Los consejeros regresaron galopando unos cientos de metros. Cutter los obligó a aminorar un poco. Su mirada no se apartaba del metal.
Última oportunidad
. Doskilómetros, nada más, hasta el abrigo de la hondonada de roca. Los dracos volvieron a aparecer en el cielo, pero estos hablaban con acento diferente, eran dracos de la ciudad, que acudían a dar la bienvenida a los recién llegados.

—Vamos, vamos —gritaron—. Estamos esperando. Detrás de la milicia. A vosotros. —Viraron y volaron de regreso a una maquinaria que había junto a las vías. Cutter siguió cabalgando.

—¡Ann-Hari! —Un grito desde lo alto del barranco, unos siete metros más arriba. Cutter levantó la mirada y allí estaba a Judah.

Se le escapó un ruido. Detuvo a su caballo mientras Rahul frenaba y Ann-Hari y él levantaban la miraba. Judah Low estaba de pie. Se movía como agitado, tratando por todos los medios de llamar su atención.

—¡Ann-Hari! —gritó—. ¡Cutter! —Los llamó con enormes ademanes.

—¡Judah! —dijo Cutter.

—Subid, subid. ¿Qué estáis haciendo aquí? ¿Qué estáis haciendo? Dioses, subid aquí.

El gran peso de su cuerpo de reptil impidió subir a Rahul. Se quedó esperando junto a las vías mientras Cutter y Ann-Hari, utilizando las raíces sobresalientes como asideros, ascendían y se erguían al llegar a su lado. Cutter mantuvo la cabeza gacha todo el tiempo posible, y solo en el último momento levantó el rostro, gris como el esquisto, y miró a Judah Low.

Judah estaba mirando a Ann-Hari con expresión opaca. La abrazó largo rato, bajo la mirada de Cutter. Cutter se pasó la lengua por los labios. Cutter esperó. Judah se volvió hacia él y con algo que era en parte una sonrisa lo abrazó también, y Cutter dejó que su peso, por un momento fugaz, descansara sobre Judah. Cerró los ojos, apoyó la cabeza y luego volvió a erguirse. Los raíles se veían desde allí.

Miraron, los tres, se miraron los unos a los otros. Allí estaba, el hombre alto flaco y cano, Judah Low. ¿
Qué eres
?, pensó Cutter. Alrededor de Judah había señales que indicaban que había estado esperando. Una botella de agua. Los arcanos residuos de su arte. Un catalejo.

En aquel lugar no había nadie a su alrededor. El último viraje antes de la ciudad. Los dracos volvieron a pasar sobre ellos, dando vueltas y lanzando avisos histéricos al pasar.

—¿Qué has estado haciendo? —dijo Cutter—. ¿Qué estás haciendo? No van a parar, Judah, no quieren dar la vuelta. Lo he intentado.

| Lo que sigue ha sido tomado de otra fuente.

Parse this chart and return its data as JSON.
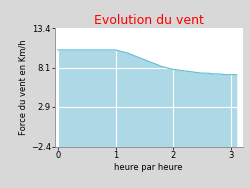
{
  "title": "Evolution du vent",
  "title_color": "#ff0000",
  "xlabel": "heure par heure",
  "ylabel": "Force du vent en Km/h",
  "yticks": [
    -2.4,
    2.9,
    8.1,
    13.4
  ],
  "xticks": [
    0,
    1,
    2,
    3
  ],
  "xlim": [
    -0.05,
    3.2
  ],
  "ylim": [
    -2.4,
    13.4
  ],
  "x": [
    0,
    0.1,
    0.2,
    0.3,
    0.4,
    0.5,
    0.6,
    0.7,
    0.8,
    0.9,
    1.0,
    1.1,
    1.2,
    1.3,
    1.4,
    1.5,
    1.6,
    1.7,
    1.8,
    1.9,
    2.0,
    2.1,
    2.2,
    2.3,
    2.4,
    2.5,
    2.6,
    2.7,
    2.8,
    2.9,
    3.0,
    3.1
  ],
  "y": [
    10.5,
    10.5,
    10.5,
    10.5,
    10.5,
    10.5,
    10.5,
    10.5,
    10.5,
    10.5,
    10.5,
    10.3,
    10.1,
    9.8,
    9.5,
    9.2,
    8.9,
    8.6,
    8.3,
    8.1,
    7.9,
    7.8,
    7.7,
    7.6,
    7.5,
    7.4,
    7.4,
    7.3,
    7.3,
    7.2,
    7.2,
    7.2
  ],
  "fill_color": "#add8e6",
  "fill_alpha": 1.0,
  "line_color": "#5bbcd6",
  "line_width": 0.8,
  "fig_bg_color": "#d8d8d8",
  "plot_bg_color": "#ffffff",
  "grid_color": "#ffffff",
  "title_fontsize": 9,
  "label_fontsize": 6,
  "tick_fontsize": 6,
  "ylabel_fontsize": 6
}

—Lo sé. Ya sabía que no lo harían. No importa.

—¿Qué ha pasado en la ciudad?

—Oh, Cutter: ha acabado, todo ha acabado. —Judah hablaba con una placidez acobardada. Su mirada pasó entre Cutter y Ann-Hari y se detuvo en la curva de las vías, en la dirección por la que llegaría el tren perpetuo. Volvió a mirarlos, volvió a mirar las vías. Su atención se desplazaba incesantemente.

—¿Qué vamos a hacer? —dijo Cutter.

—Ya no hay nada que hacer —dijo Judah—. Ya no es lo mismo. La ciudad… ha vuelto a cambiar.

—¿Por qué estás aquí, Judah? —dijo Ann-Hari—. ¿Para qué has venido aquí, Judah Low? —Había una expresión de complicidad en su rostro. Estaban sonriéndose. Con un pequeño jugueteo en la voz. A pesar de la carnicería que se avecinaba, a pesar de que había visto a la milicia, seguía habiendo algo travieso en ella. Alargó los brazos y lo tocó una y otra vez, y él a ella. Lo que estaban transmitiéndose era como un animal salvaje que pasaba del uno al otro. Judah se asomó sobre su hombro y luego volvió a mirarla.

—¡Judah! —gritó Cutter, y Judah se volvió hacia él.

—Sí, sí, Cutter —dijo—. Claro. —Estaba tranquilo—. ¿Por qué has venido?

—¿Qué has hecho, Judah? —dijo Cutter. Pero hubo un ruido y Judah soltó un jadeo de felicidad, igual que un niño pequeño y saltó sobre las puntas de los pies, también igual que un niño. Había lágrimas en sus ojos. Sonreía y lloraba.